I get the following debug message lines upon executing cudaMalloc (same behaviour if I run a kernel I’ve defined. Seems like anything that triggers context creation will trigger this.):
[Launch of CUDA Kernel 0 (memset32_post<<<(1,1,1),(64,1,1)>>>) on Device 0]
[Launch of CUDA Kernel 1 (memset32_post<<<(1,1,1),(64,1,1)>>>) on Device 0]
[Launch of CUDA Kernel 2 (memset32_post<<<(1,1,1),(64,1,1)>>>) on Device 0]
[Launch of CUDA Kernel 3 (memset32_post<<<(1,1,1),(64,1,1)>>>) on Device 0]
[Launch of CUDA Kernel 4 (memset32_post<<<(1,1,1),(64,1,1)>>>) on Device 0]
[Launch of CUDA Kernel 5 (memset32_post<<<(1,1,1),(64,1,1)>>>) on Device 0]
[Launch of CUDA Kernel 6 (memset32_post<<<(1,1,1),(64,1,1)>>>) on Device 0]
[Launch of CUDA Kernel 7 (memset32_post<<<(1,1,1),(64,1,1)>>>) on Device 0]
[Launch of CUDA Kernel 8 (memset32_post<<<(1,1,1),(64,1,1)>>>) on Device 0]

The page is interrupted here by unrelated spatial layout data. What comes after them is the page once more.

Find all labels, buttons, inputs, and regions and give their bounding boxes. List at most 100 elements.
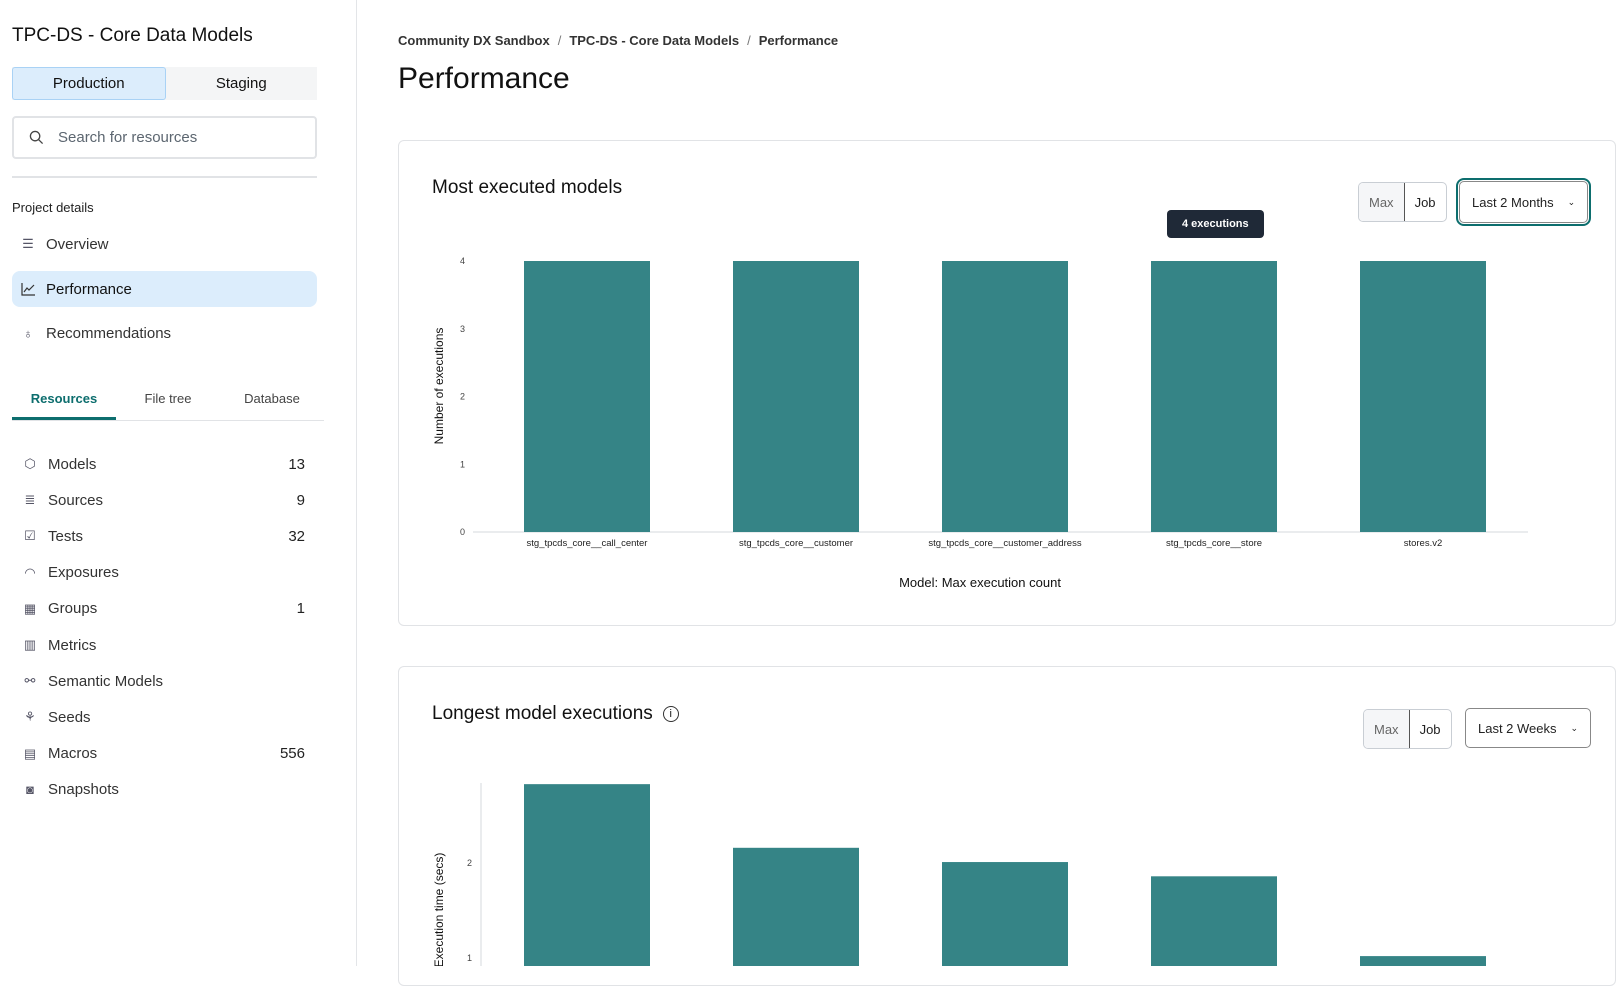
gauge-icon: ◠ xyxy=(24,564,36,580)
bar xyxy=(1151,261,1277,532)
resource-item-exposures[interactable]: ◠ Exposures xyxy=(22,558,305,588)
chevron-down-icon: ⌄ xyxy=(1570,722,1579,733)
grid-icon: ▦ xyxy=(23,600,37,616)
job-button[interactable]: Job xyxy=(1403,183,1446,221)
most-executed-chart: 0 1 2 3 4 stg_tpcds_core__call_center stg_tpcd… xyxy=(432,256,1528,590)
aggregation-toggle: Max Job xyxy=(1363,709,1452,749)
resource-label: Exposures xyxy=(48,564,119,582)
x-tick-label: stores.v2 xyxy=(1404,538,1443,549)
env-tab-staging[interactable]: Staging xyxy=(215,75,267,92)
env-tab-production[interactable]: Production xyxy=(12,67,166,100)
resource-label: Models xyxy=(48,455,97,473)
y-tick-label: 0 xyxy=(460,527,465,537)
resource-count: 556 xyxy=(279,745,305,763)
nav-label: Recommendations xyxy=(46,324,172,342)
time-range-dropdown[interactable]: Last 2 Months ⌄ xyxy=(1455,178,1592,226)
resource-label: Metrics xyxy=(48,636,97,654)
resource-label: Snapshots xyxy=(48,781,119,799)
resource-count: 13 xyxy=(288,455,305,473)
resource-item-snapshots[interactable]: ◙ Snapshots xyxy=(22,775,305,805)
breadcrumb-current: Performance xyxy=(758,33,839,48)
x-tick-label: stg_tpcds_core__call_center xyxy=(527,538,648,549)
resource-item-seeds[interactable]: ⚘ Seeds xyxy=(22,702,305,732)
y-tick-label: 1 xyxy=(460,459,465,469)
time-range-dropdown[interactable]: Last 2 Weeks ⌄ xyxy=(1465,708,1592,748)
nav-recommendations[interactable]: ♁ Recommendations xyxy=(12,315,317,351)
resource-count: 1 xyxy=(296,600,305,618)
y-axis-title: Number of executions xyxy=(432,328,446,445)
nav-performance[interactable]: Performance xyxy=(12,271,317,307)
max-button[interactable]: Max xyxy=(1359,183,1404,221)
resource-label: Semantic Models xyxy=(48,672,164,690)
divider xyxy=(12,176,317,178)
aggregation-toggle: Max Job xyxy=(1358,182,1447,222)
environment-toggle: Production Staging xyxy=(12,67,317,100)
clipboard-check-icon: ☑ xyxy=(24,528,36,544)
resource-item-tests[interactable]: ☑ Tests 32 xyxy=(22,521,305,551)
chart-line-icon xyxy=(20,281,36,297)
nav-label: Performance xyxy=(46,280,132,298)
resource-label: Tests xyxy=(48,527,84,545)
resource-label: Seeds xyxy=(48,708,91,726)
y-tick-label: 3 xyxy=(460,324,465,334)
breadcrumb-item[interactable]: Community DX Sandbox xyxy=(398,33,550,48)
camera-icon: ◙ xyxy=(26,782,34,798)
resource-count: 32 xyxy=(288,527,305,545)
breadcrumb-item[interactable]: TPC-DS - Core Data Models xyxy=(569,33,740,48)
resource-item-semantic-models[interactable]: ⚯ Semantic Models xyxy=(22,666,305,696)
sprout-icon: ⚘ xyxy=(24,709,36,725)
x-tick-label: stg_tpcds_core__store xyxy=(1166,538,1262,549)
nav-label: Overview xyxy=(46,235,109,253)
card-title: Most executed models xyxy=(432,177,623,198)
bar xyxy=(524,261,650,532)
resource-label: Sources xyxy=(48,491,104,509)
dropdown-value: Last 2 Weeks xyxy=(1478,720,1557,736)
dropdown-value: Last 2 Months xyxy=(1472,194,1554,210)
resource-label: Macros xyxy=(48,745,98,763)
bar-chart-icon: ▥ xyxy=(23,637,37,652)
breadcrumb: Community DX Sandbox / TPC-DS - Core Data… xyxy=(398,33,839,48)
bar xyxy=(1360,261,1486,532)
longest-executions-card: Longest model executions i Max Job Last … xyxy=(398,666,1616,986)
section-label: Project details xyxy=(12,200,94,215)
resource-item-sources[interactable]: ≣ Sources 9 xyxy=(22,485,305,515)
card-title-wrap: Longest model executions i xyxy=(432,703,679,725)
nav-overview[interactable]: ☰ Overview xyxy=(12,226,317,262)
list-icon: ☰ xyxy=(22,236,34,251)
project-title: TPC-DS - Core Data Models xyxy=(12,25,253,46)
page-title: Performance xyxy=(398,62,570,95)
database-icon: ≣ xyxy=(24,492,36,508)
document-icon: ▤ xyxy=(23,745,37,761)
bar xyxy=(733,261,859,532)
card-title: Longest model executions xyxy=(432,703,653,724)
y-tick-label: 4 xyxy=(460,256,465,266)
resource-label: Groups xyxy=(48,600,98,618)
most-executed-card: Most executed models Max Job Last 2 Mont… xyxy=(398,140,1616,626)
max-button[interactable]: Max xyxy=(1364,710,1409,748)
job-button[interactable]: Job xyxy=(1408,710,1451,748)
bar xyxy=(942,261,1068,532)
tab-resources[interactable]: Resources xyxy=(12,386,116,420)
x-axis-title: Model: Max execution count xyxy=(899,575,1061,590)
cube-icon: ⬡ xyxy=(24,456,36,471)
lightbulb-icon: ♁ xyxy=(23,325,33,341)
tab-file-tree[interactable]: File tree xyxy=(144,391,192,406)
nodes-icon: ⚯ xyxy=(24,673,36,689)
search-input[interactable]: Search for resources xyxy=(12,116,317,159)
tab-database[interactable]: Database xyxy=(244,391,300,406)
chevron-down-icon: ⌄ xyxy=(1567,196,1576,207)
search-icon xyxy=(28,130,44,146)
resource-item-macros[interactable]: ▤ Macros 556 xyxy=(22,739,305,769)
search-placeholder: Search for resources xyxy=(58,129,198,146)
x-tick-label: stg_tpcds_core__customer xyxy=(739,538,853,549)
resource-count: 9 xyxy=(296,491,305,509)
bar-tooltip: 4 executions xyxy=(1167,210,1264,238)
sidebar: TPC-DS - Core Data Models Production Sta… xyxy=(0,0,357,966)
resource-item-models[interactable]: ⬡ Models 13 xyxy=(22,449,305,479)
y-tick-label: 2 xyxy=(460,392,465,402)
resource-item-groups[interactable]: ▦ Groups 1 xyxy=(22,594,305,624)
x-tick-label: stg_tpcds_core__customer_address xyxy=(928,538,1081,549)
info-icon[interactable]: i xyxy=(662,706,679,722)
resource-tabs: Resources File tree Database xyxy=(12,386,324,421)
resource-item-metrics[interactable]: ▥ Metrics xyxy=(22,630,305,660)
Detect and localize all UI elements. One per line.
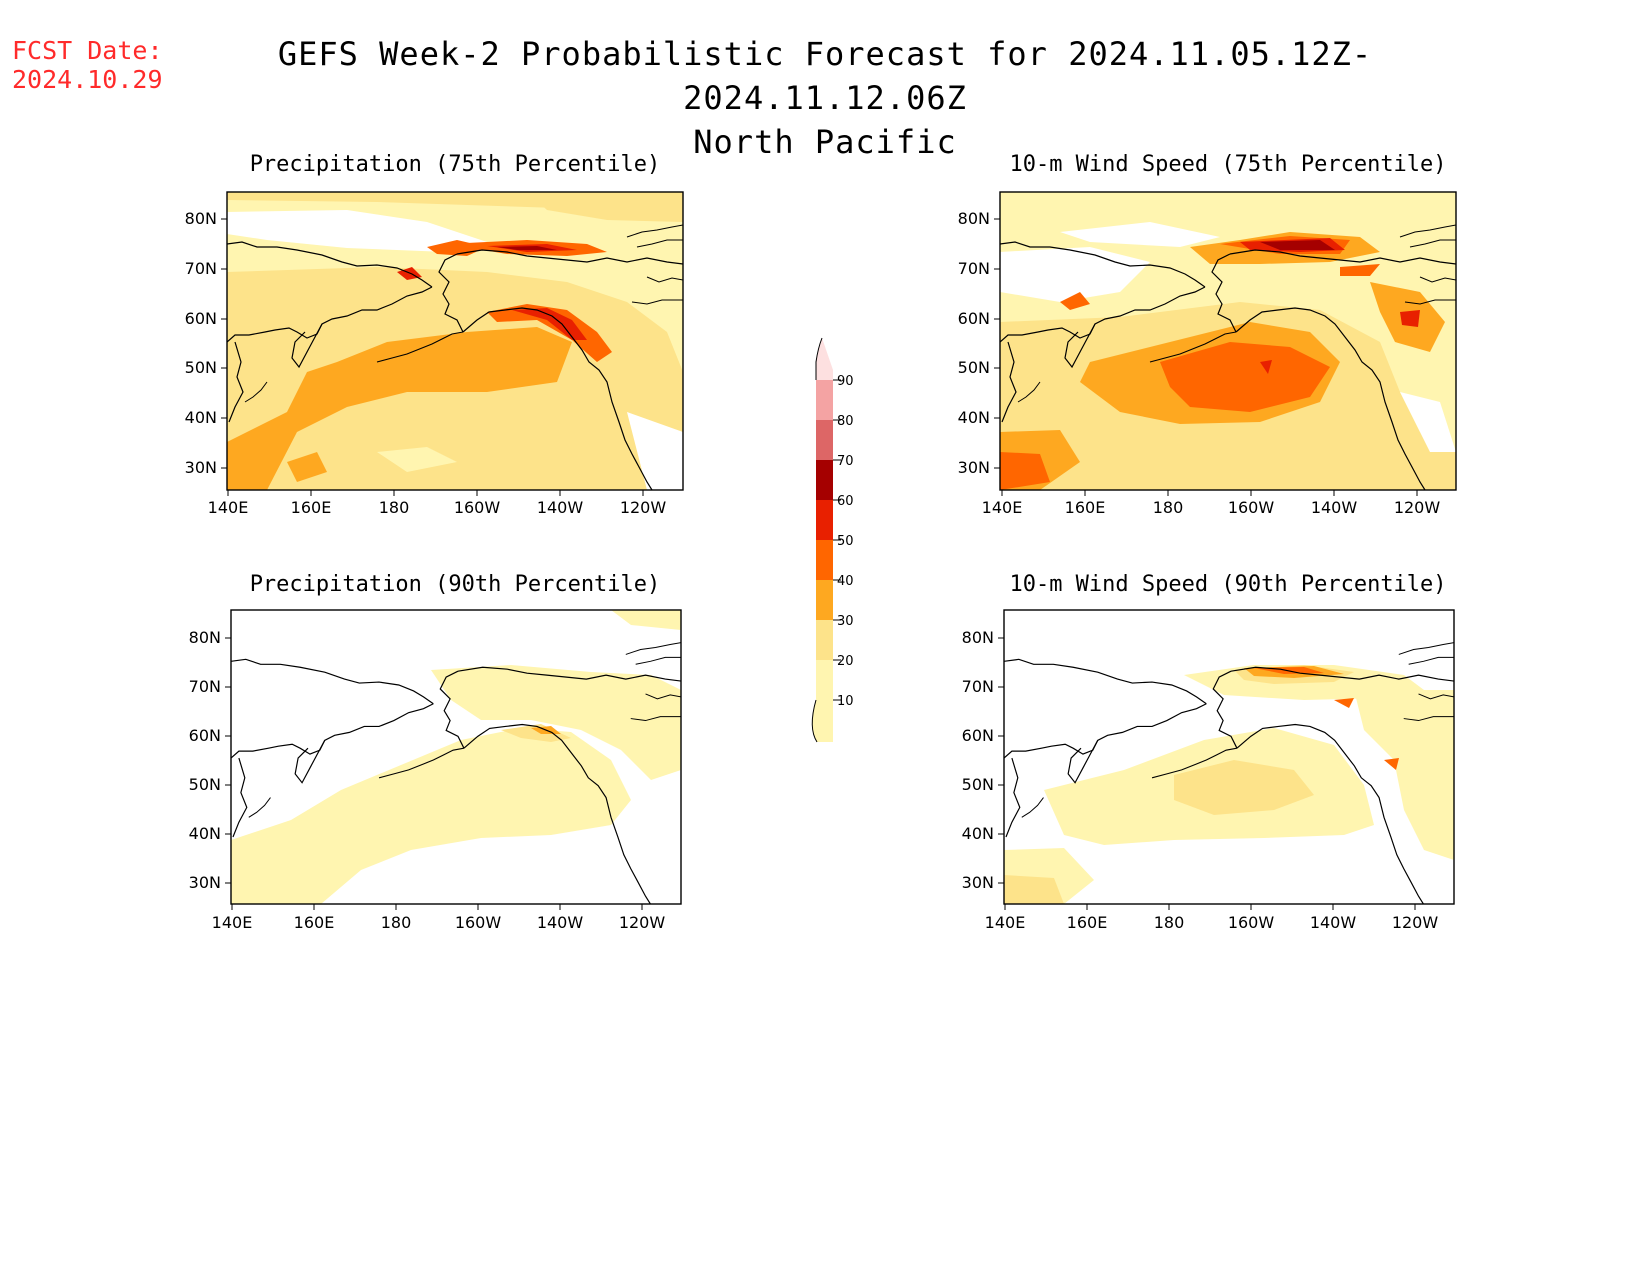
- tick-label: 60N: [958, 309, 990, 328]
- tick-label: 180: [1154, 913, 1185, 932]
- tick-label: 70N: [189, 677, 221, 696]
- tick-label: 40N: [185, 408, 217, 427]
- axis-labels: 80N 70N 60N 50N 40N 30N 140E 160E 180 16…: [185, 209, 1441, 932]
- tick-label: 70N: [958, 259, 990, 278]
- tick-label: 140W: [537, 498, 584, 517]
- tick-label: 160W: [1228, 913, 1275, 932]
- panel4-y-ticks: 80N 70N 60N 50N 40N 30N: [962, 628, 994, 892]
- tick-label: 140E: [212, 913, 253, 932]
- tick-label: 140E: [985, 913, 1026, 932]
- map-panel-precip-90: [230, 609, 682, 905]
- tick-label: 50N: [189, 775, 221, 794]
- colorbar-label: 70: [837, 454, 854, 469]
- colorbar: 10 20 30 40 50 60 70 80 90: [811, 337, 854, 743]
- colorbar-label: 20: [837, 654, 854, 669]
- tick-label: 120W: [620, 498, 667, 517]
- tick-label: 120W: [619, 913, 666, 932]
- tick-label: 60N: [185, 309, 217, 328]
- colorbar-swatch: [816, 620, 833, 660]
- colorbar-label: 60: [837, 494, 854, 509]
- panel2-x-ticks: 140E 160E 180 160W 140W 120W: [982, 498, 1441, 517]
- tick-label: 30N: [962, 873, 994, 892]
- tick-label: 160W: [455, 913, 502, 932]
- tick-label: 40N: [958, 408, 990, 427]
- colorbar-label: 10: [837, 694, 854, 709]
- tick-label: 180: [381, 913, 412, 932]
- tick-label: 40N: [189, 824, 221, 843]
- colorbar-label: 30: [837, 614, 854, 629]
- colorbar-label: 40: [837, 574, 854, 589]
- panel1-x-ticks: 140E 160E 180 160W 140W 120W: [208, 498, 667, 517]
- tick-label: 160E: [1065, 498, 1106, 517]
- tick-label: 180: [379, 498, 410, 517]
- tick-label: 160E: [291, 498, 332, 517]
- panel4-x-ticks: 140E 160E 180 160W 140W 120W: [985, 913, 1439, 932]
- panel3-y-ticks: 80N 70N 60N 50N 40N 30N: [189, 628, 221, 892]
- map-panel-precip-75: [226, 191, 684, 491]
- tick-label: 140E: [982, 498, 1023, 517]
- tick-label: 50N: [185, 358, 217, 377]
- tick-label: 60N: [189, 726, 221, 745]
- colorbar-swatch: [816, 660, 833, 700]
- tick-label: 30N: [185, 458, 217, 477]
- tick-label: 140E: [208, 498, 249, 517]
- colorbar-label: 50: [837, 534, 854, 549]
- colorbar-label: 90: [837, 374, 854, 389]
- colorbar-label: 80: [837, 414, 854, 429]
- tick-label: 160W: [1228, 498, 1275, 517]
- title-line-2: North Pacific: [693, 123, 957, 161]
- panel-title-precip-75: Precipitation (75th Percentile): [249, 152, 661, 177]
- tick-label: 140W: [1311, 498, 1358, 517]
- tick-label: 180: [1153, 498, 1184, 517]
- panel-title-precip-90: Precipitation (90th Percentile): [249, 572, 661, 597]
- tick-label: 50N: [962, 775, 994, 794]
- tick-label: 50N: [958, 358, 990, 377]
- tick-label: 30N: [958, 458, 990, 477]
- tick-label: 40N: [962, 824, 994, 843]
- tick-marks: [221, 218, 1418, 910]
- fcst-date: 2024.10.29: [12, 65, 163, 94]
- tick-label: 80N: [962, 628, 994, 647]
- colorbar-swatch: [816, 420, 833, 460]
- tick-label: 70N: [185, 259, 217, 278]
- panel2-y-ticks: 80N 70N 60N 50N 40N 30N: [958, 209, 990, 477]
- fcst-date-label: FCST Date: 2024.10.29: [12, 36, 163, 94]
- tick-label: 70N: [962, 677, 994, 696]
- panel1-y-ticks: 80N 70N 60N 50N 40N 30N: [185, 209, 217, 477]
- colorbar-swatch: [816, 380, 833, 420]
- main-title: GEFS Week-2 Probabilistic Forecast for 2…: [200, 32, 1450, 164]
- tick-label: 60N: [962, 726, 994, 745]
- fcst-label: FCST Date:: [12, 36, 163, 65]
- map-panel-wind-90: [1003, 609, 1455, 905]
- tick-label: 120W: [1392, 913, 1439, 932]
- tick-label: 140W: [537, 913, 584, 932]
- panel3-x-ticks: 140E 160E 180 160W 140W 120W: [212, 913, 666, 932]
- tick-label: 160E: [294, 913, 335, 932]
- tick-label: 160W: [454, 498, 501, 517]
- map-panel-wind-75: [999, 191, 1457, 491]
- tick-label: 80N: [189, 628, 221, 647]
- tick-label: 80N: [185, 209, 217, 228]
- panel-title-wind-90: 10-m Wind Speed (90th Percentile): [1009, 572, 1447, 597]
- title-line-1: GEFS Week-2 Probabilistic Forecast for 2…: [277, 35, 1373, 117]
- colorbar-swatch: [816, 540, 833, 580]
- colorbar-swatch: [816, 580, 833, 620]
- tick-label: 120W: [1394, 498, 1441, 517]
- tick-label: 140W: [1310, 913, 1357, 932]
- tick-label: 160E: [1067, 913, 1108, 932]
- colorbar-swatch: [816, 500, 833, 540]
- panel-title-wind-75: 10-m Wind Speed (75th Percentile): [1009, 152, 1447, 177]
- tick-label: 80N: [958, 209, 990, 228]
- colorbar-swatch: [816, 460, 833, 500]
- tick-label: 30N: [189, 873, 221, 892]
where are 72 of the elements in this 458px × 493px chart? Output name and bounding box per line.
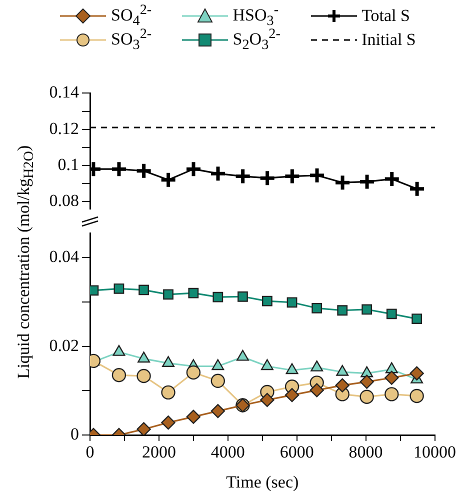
point <box>358 172 376 190</box>
point <box>384 370 399 385</box>
point <box>310 360 324 372</box>
point <box>334 174 352 192</box>
point <box>335 378 350 392</box>
y-tick-label: 0.04 <box>49 247 80 266</box>
point <box>360 374 374 389</box>
point <box>260 359 274 370</box>
point <box>186 365 201 380</box>
point <box>260 392 274 408</box>
point <box>336 364 349 376</box>
point <box>209 164 227 182</box>
point <box>362 304 372 315</box>
point <box>410 366 424 380</box>
point <box>163 289 174 300</box>
x-tick-label: 4000 <box>210 442 245 462</box>
point <box>408 180 426 198</box>
point <box>258 169 276 187</box>
point <box>212 292 224 302</box>
point <box>112 344 126 356</box>
point <box>136 422 151 435</box>
x-tick-label: 8000 <box>348 442 383 462</box>
point <box>310 383 324 398</box>
point <box>385 362 398 374</box>
point <box>188 288 199 298</box>
point <box>210 374 225 388</box>
point <box>136 368 151 384</box>
point <box>135 162 153 180</box>
x-tick-label: 6000 <box>280 442 314 462</box>
y-tick-label: 0.02 <box>49 336 79 355</box>
x-tick-label: 10000 <box>414 442 456 462</box>
point <box>138 284 149 296</box>
point <box>234 168 252 186</box>
point <box>383 170 401 188</box>
point <box>286 297 298 308</box>
y-tick-label: 0.08 <box>49 191 79 210</box>
point <box>112 368 126 382</box>
y-tick-label: 0.12 <box>49 118 79 138</box>
point <box>283 168 301 186</box>
point <box>337 305 348 316</box>
x-tick-label: 0 <box>86 442 94 462</box>
point <box>110 160 128 178</box>
point <box>236 350 249 361</box>
point <box>286 363 298 374</box>
point <box>360 390 374 404</box>
point <box>384 387 399 402</box>
y-tick-label: 0.1 <box>58 154 79 174</box>
legend-label: Initial S <box>362 30 416 50</box>
x-axis-title: Time (sec) <box>226 472 299 492</box>
y-tick-label: 0.14 <box>49 82 80 102</box>
point <box>360 366 374 378</box>
point <box>138 352 150 363</box>
point <box>160 171 178 189</box>
point <box>410 388 424 404</box>
point <box>162 356 174 367</box>
point <box>210 404 225 418</box>
point <box>284 388 300 402</box>
point <box>412 314 422 324</box>
legend-label: Total S <box>362 6 410 26</box>
point <box>184 160 202 178</box>
point <box>114 283 124 294</box>
point <box>312 302 322 314</box>
point <box>186 410 201 424</box>
point <box>308 166 326 184</box>
y-tick-label: 0 <box>70 424 79 444</box>
point <box>386 308 397 320</box>
point <box>262 296 272 306</box>
point <box>238 291 248 302</box>
x-tick-label: 2000 <box>142 442 176 462</box>
point <box>161 415 176 430</box>
point <box>161 385 176 400</box>
point <box>212 359 224 370</box>
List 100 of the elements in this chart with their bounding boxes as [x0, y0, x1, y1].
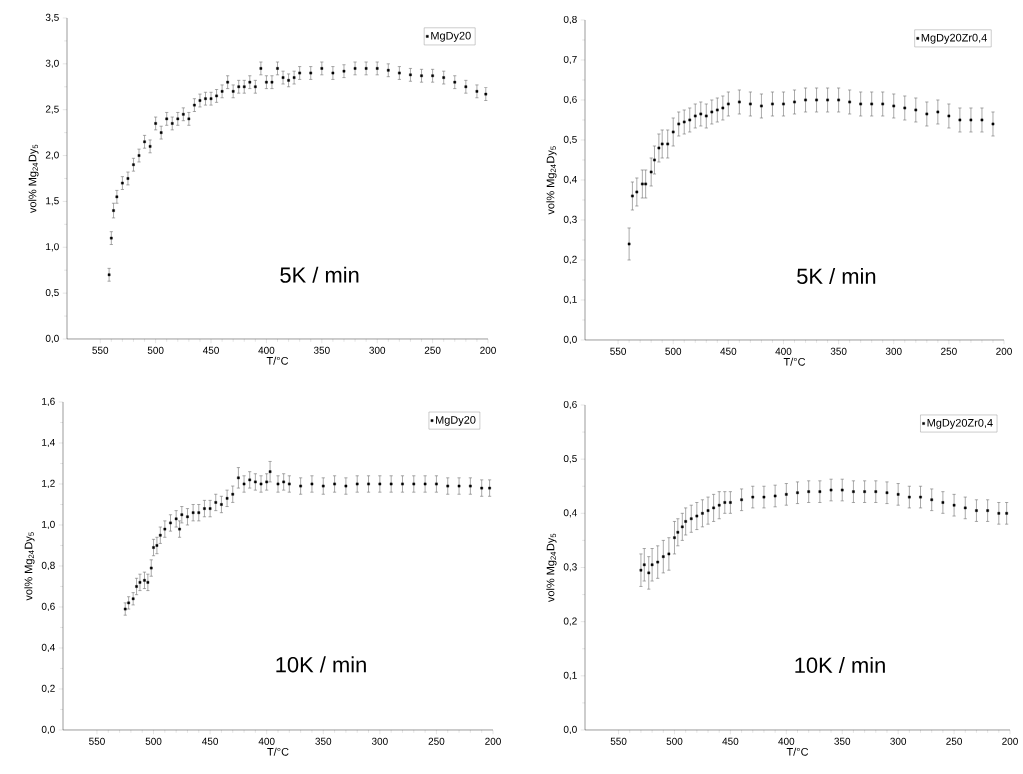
point [364, 67, 368, 70]
point [1005, 512, 1008, 515]
point [740, 498, 743, 502]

So far I have identified two headers that cause the problem:
boost/thread.hpp
boost/mpi.hpp

Here’s a bit of info that may be useful in replicating the problem:
IDE: nSight Eclipse edition
OS: ubuntu 12.04 x64
GPU: GeForce GTX 580 / Tesla K20 (tried both, happens on both. I believe my GeForce GT 520 is being used by my OS)
boost lib: 1.52
cat /proc/driver/nvidia/version:
→ NVRM version: NVIDIA UNIX x86_64 Kernel Module 310.32 Mon Jan 14 14:41:13 PST 2013
→ GCC version: gcc version 4.6.3 (Ubuntu/Linaro 4.6.3-1ubuntu5)

project settings:
Properties->Build->CUDA->DeviceLinkerMode = Separate Compilation
Properties->Build->CUDA->GenerateGPUCode = 2.0
Properties->Build->Settings->ToolSettings->NVCCLinker->Libraries = boost_system
Properties->Name = simplest_case_example

It seems odd to me that very specific includes generate peripheral kernel calls, particularly since I don’t use those includes, and I don’t see how they could affect my interaction with CUDA. Is this expected behaviour? I see over 100 kernels launched in the project I’m working on now when the only CUDA related code I have in my project is a single cudaMalloc at the program’s entry point.

edit: recently updated to driver version 319.23 with no change in the mentioned behaviour, although it did fix a number of debugger malfunctions I was having in larger programs.